China takes diplomats from 12 countries, including India, on trip to Uyghur-dominated Xinjiang
China recently took diplomats from a dozen countries, including India, with large Muslim populations to Xinjiang province where members of the Uyghur community have been interned in camps.
China recently took diplomats from a dozen countries, including India, with large Muslim populations to Xinjiang province where members of the Uyghur community have been interned in camps.

Separately, a small group of foreign journalists were also taken to the far western region as part of Beijing’s plan to showcase Xinjiang’s “social and economic progress” amid increasing international criticism of a systematic crackdown against the Muslim minority community.
This was the first time that Beijing took diplomats and journalists to the province after acknowledging the existence of the camps late last year following months of silence against large-scale human rights violations against the Uyghurs.
“The regional government invited diplomatic envoys as well as representatives of diplomatic envoys from Russia, Kazakhstan, Kyrgyzstan, Uzbekistan, Tajikistan, India, Pakistan, Indonesia, Malaysia, Afghanistan, Thailand, and Kuwait,” the official news agency Xinhua said in a report on the visit.
“The diplomatic envoys visited local markets, farmers, educational institutes, mosques, factories, as well as vocational education and training centres,” the report said. “Throughout the trip, they interacted with local vendors, students, and workers in Xinjiang and learned about the region’s progress in maintaining social stability, improving people’s livelihood and developing the local economy,” it added.
The diplomats were chaperoned to what the Chinese government calls vocational training institutes but rights groups and the UN have called re-education camps. At least a million Uyghurs are in those camps.
“At a vocational education and training center in Kashgar, students study ethnic instruments, calligraphy, painting, law, and many other skills. The envoys asked in detail about the students’ life in the center and played ping pong and basketball with them,” the Xinhua report said.
At the Moyu County Vocational Skills Education and Training Center, “students are studying the national language, national musical instruments, calligraphy and painting, legal knowledge and various employment skills in the classroom,” Xinhua said. “The envoys asked the students about their study and life in detail, and watched the performances of the students.”

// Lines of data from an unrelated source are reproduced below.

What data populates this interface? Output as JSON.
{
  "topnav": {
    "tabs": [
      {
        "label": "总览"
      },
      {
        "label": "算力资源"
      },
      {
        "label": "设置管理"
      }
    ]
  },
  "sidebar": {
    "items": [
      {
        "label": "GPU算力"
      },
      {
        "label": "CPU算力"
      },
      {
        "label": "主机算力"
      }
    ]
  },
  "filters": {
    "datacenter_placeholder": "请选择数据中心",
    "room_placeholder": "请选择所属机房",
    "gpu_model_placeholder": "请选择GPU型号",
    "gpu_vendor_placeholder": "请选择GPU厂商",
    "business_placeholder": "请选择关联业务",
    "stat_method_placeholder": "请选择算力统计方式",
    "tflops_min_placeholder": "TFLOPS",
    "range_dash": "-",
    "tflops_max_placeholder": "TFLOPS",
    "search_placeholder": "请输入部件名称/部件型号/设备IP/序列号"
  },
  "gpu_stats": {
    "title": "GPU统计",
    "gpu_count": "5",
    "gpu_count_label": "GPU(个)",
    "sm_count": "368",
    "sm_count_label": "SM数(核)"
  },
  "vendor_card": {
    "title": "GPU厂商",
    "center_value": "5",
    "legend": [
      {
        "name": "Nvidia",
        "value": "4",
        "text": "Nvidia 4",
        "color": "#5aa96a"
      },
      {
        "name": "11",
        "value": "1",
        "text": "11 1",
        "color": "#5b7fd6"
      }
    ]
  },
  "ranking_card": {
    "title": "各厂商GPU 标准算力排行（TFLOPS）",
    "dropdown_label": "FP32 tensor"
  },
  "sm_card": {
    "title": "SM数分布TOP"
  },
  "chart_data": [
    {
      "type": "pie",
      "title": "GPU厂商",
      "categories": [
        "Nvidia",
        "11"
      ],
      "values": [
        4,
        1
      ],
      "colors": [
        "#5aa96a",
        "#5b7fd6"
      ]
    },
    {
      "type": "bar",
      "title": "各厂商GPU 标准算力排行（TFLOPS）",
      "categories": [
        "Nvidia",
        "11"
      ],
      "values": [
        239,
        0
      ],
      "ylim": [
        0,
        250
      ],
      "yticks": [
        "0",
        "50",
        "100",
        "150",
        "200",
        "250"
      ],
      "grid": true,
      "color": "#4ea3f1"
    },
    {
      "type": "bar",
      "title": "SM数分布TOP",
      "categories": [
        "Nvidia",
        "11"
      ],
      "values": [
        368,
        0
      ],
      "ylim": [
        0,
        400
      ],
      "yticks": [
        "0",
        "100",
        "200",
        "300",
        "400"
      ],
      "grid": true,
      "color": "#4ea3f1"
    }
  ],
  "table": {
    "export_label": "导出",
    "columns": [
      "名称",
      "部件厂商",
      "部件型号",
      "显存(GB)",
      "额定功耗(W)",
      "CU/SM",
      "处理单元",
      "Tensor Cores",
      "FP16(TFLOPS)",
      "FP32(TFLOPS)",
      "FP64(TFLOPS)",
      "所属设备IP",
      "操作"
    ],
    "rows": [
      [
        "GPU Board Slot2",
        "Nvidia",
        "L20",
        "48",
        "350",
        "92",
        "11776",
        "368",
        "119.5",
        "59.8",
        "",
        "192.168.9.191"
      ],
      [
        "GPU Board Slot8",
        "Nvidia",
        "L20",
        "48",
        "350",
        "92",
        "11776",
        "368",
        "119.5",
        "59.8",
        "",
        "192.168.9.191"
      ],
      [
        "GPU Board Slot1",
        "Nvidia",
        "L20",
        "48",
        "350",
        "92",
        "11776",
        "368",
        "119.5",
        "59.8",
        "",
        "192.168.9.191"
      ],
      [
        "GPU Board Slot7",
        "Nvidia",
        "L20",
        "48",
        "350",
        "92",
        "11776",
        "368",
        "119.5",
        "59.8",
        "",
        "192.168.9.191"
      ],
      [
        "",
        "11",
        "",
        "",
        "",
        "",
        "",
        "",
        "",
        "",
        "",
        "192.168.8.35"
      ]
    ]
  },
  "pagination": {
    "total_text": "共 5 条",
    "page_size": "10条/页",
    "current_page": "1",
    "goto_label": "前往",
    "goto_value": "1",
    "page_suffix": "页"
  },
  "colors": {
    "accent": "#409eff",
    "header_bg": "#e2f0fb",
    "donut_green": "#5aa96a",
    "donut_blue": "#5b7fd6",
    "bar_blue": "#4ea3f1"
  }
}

The report said the envoys also visited Id Kah Mosque in Kashgar, the largest mosque in Xinjiang, and were briefed on the mosque and its facility improvements.
Last August, a United Nations meeting on human rights was told that China had turned its northwestern province of Xinjiang into a “no-rights zone” and a “massive internment camp” for the Uyghur community.
“Xinjiang is an open place,” Chinese foreign ministry spokesman Lu Kang said in a briefing in Beijing earlier this week. But he cautioned those who would visit to “abide by the purposes and principles of the UN Charter and refrain from interfering in others’ internal affairs or undermining others’ sovereignty.”